Os primeiros estatutos do clube não faziam referência explícita à exclusão racial, mas os critérios de admissão — dependentes de indicação de sócios, pagamento de taxas elevadas e adesão a códigos de conduta e vestimenta — operavam como barreiras concretas de classe e raça. Isso num contexto de sociedade marcada pelo racismo estrutural e pelas feridas ainda abertas da escravização, abolida apenas em 1888 (LOPES, 1997; SANTOS, 2011).

Portanto, afirmar que o Fluminense nasce como um clube da elite branca carioca não é mito, mas fato histórico amplamente documentado (PEREIRA, 2000; SOARES, 2004; FILHO, 1947).

2. O futebol como tecnologia de branquitude

O futebol no início do século XX não era apenas um esporte, mas também uma tecnologia social profundamente associada ao projeto de branqueamento que guiava as elites brasileiras na Primeira República.

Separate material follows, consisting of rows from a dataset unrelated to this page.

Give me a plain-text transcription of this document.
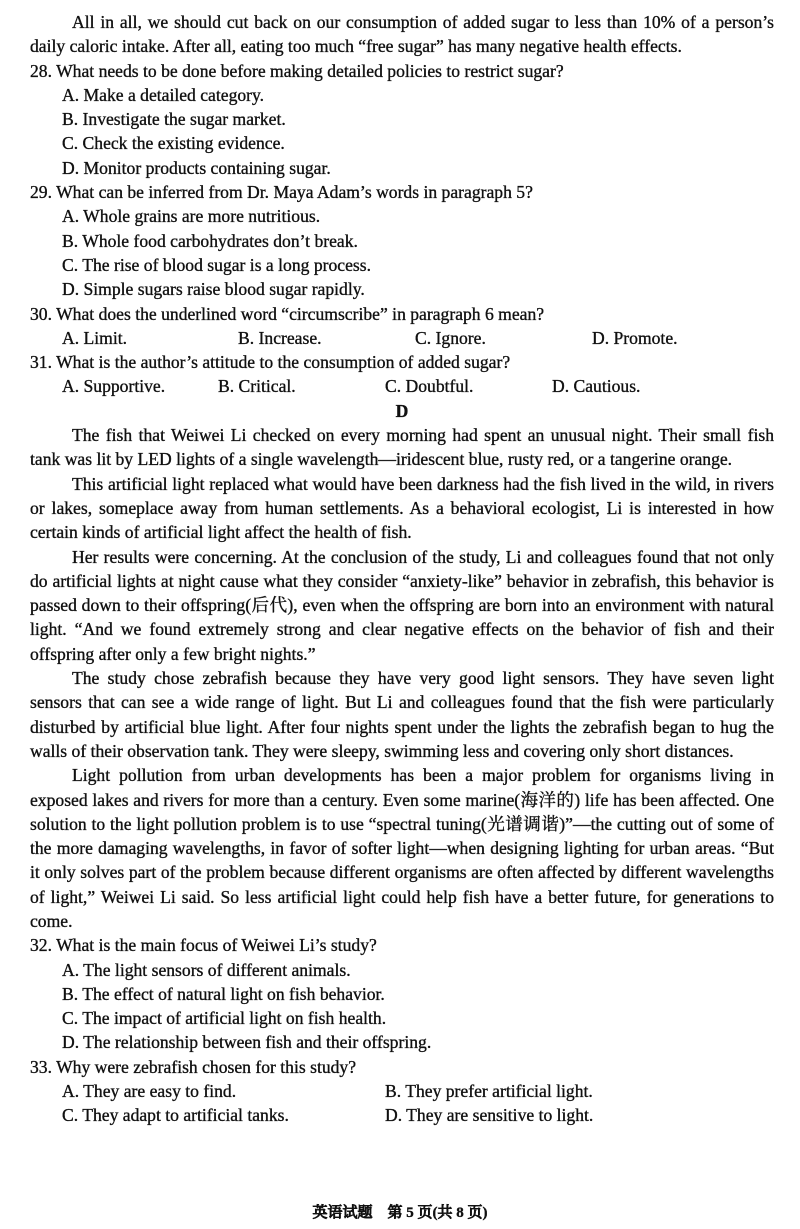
All in all, we should cut back on our consumption of added sugar to less than 10% of a person’s daily caloric intake. After all, eating too much “free sugar” has many negative health effects.

28. What needs to be done before making detailed policies to restrict sugar?

A. Make a detailed category.

B. Investigate the sugar market.

C. Check the existing evidence.

D. Monitor products containing sugar.

29. What can be inferred from Dr. Maya Adam’s words in paragraph 5?

A. Whole grains are more nutritious.

B. Whole food carbohydrates don’t break.

C. The rise of blood sugar is a long process.

D. Simple sugars raise blood sugar rapidly.

30. What does the underlined word “circumscribe” in paragraph 6 mean?

A. Limit.	B. Increase.	C. Ignore.	D. Promote.

31. What is the author’s attitude to the consumption of added sugar?

A. Supportive.	B. Critical.	C. Doubtful.	D. Cautious.

D

The fish that Weiwei Li checked on every morning had spent an unusual night. Their small fish tank was lit by LED lights of a single wavelength—iridescent blue, rusty red, or a tangerine orange.

This artificial light replaced what would have been darkness had the fish lived in the wild, in rivers or lakes, someplace away from human settlements. As a behavioral ecologist, Li is interested in how certain kinds of artificial light affect the health of fish.

Her results were concerning. At the conclusion of the study, Li and colleagues found that not only do artificial lights at night cause what they consider “anxiety-like” behavior in zebrafish, this behavior is passed down to their offspring(后代), even when the offspring are born into an environment with natural light. “And we found extremely strong and clear negative effects on the behavior of fish and their offspring after only a few bright nights.”

The study chose zebrafish because they have very good light sensors. They have seven light sensors that can see a wide range of light. But Li and colleagues found that the fish were particularly disturbed by artificial blue light. After four nights spent under the lights the zebrafish began to hug the walls of their observation tank. They were sleepy, swimming less and covering only short distances.

Light pollution from urban developments has been a major problem for organisms living in exposed lakes and rivers for more than a century. Even some marine(海洋的) life has been affected. One solution to the light pollution problem is to use “spectral tuning(光谱调谐)”—the cutting out of some of the more damaging wavelengths, in favor of softer light—when designing lighting for urban areas. “But it only solves part of the problem because different organisms are often affected by different wavelengths of light,” Weiwei Li said. So less artificial light could help fish have a better future, for generations to come.

32. What is the main focus of Weiwei Li’s study?

A. The light sensors of different animals.

B. The effect of natural light on fish behavior.

C. The impact of artificial light on fish health.

D. The relationship between fish and their offspring.

33. Why were zebrafish chosen for this study?

A. They are easy to find.	B. They prefer artificial light.
C. They adapt to artificial tanks.	D. They are sensitive to light.
英语试题　第 5 页(共 8 页)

As políticas imigratórias, que estimularam a vinda de europeus, dialogavam diretamente com o ideal de "branquear" a população e, consequentemente, a imagem da nação (GOELLNER, 2003).

Nesse cenário, clubes como Fluminense, Botafogo, América e Flamengo (este ainda no remo) operavam como instituições de reprodução dos valores da branquitude: disciplina, autocontrole, racionalidade e distinção (SANTOS, 2011).

O futebol não era apenas uma prática esportiva, mas um marcador de pertencimento. Praticá-lo em clubes como o Fluminense era afirmar-se como parte das elites, tanto econômica quanto simbolicamente.

3. O futebol como instrumento de distinção social

O Fluminense, desde sua fundação, consolidou-se como espaço de sociabilidade restrito, operando por mecanismos seletivos:

  • Adoção de sistema de sócios por indicação;

  • Taxas de adesão e manutenção elevadas;

  • Códigos de vestimenta e etiqueta rigidamente eurocentrados.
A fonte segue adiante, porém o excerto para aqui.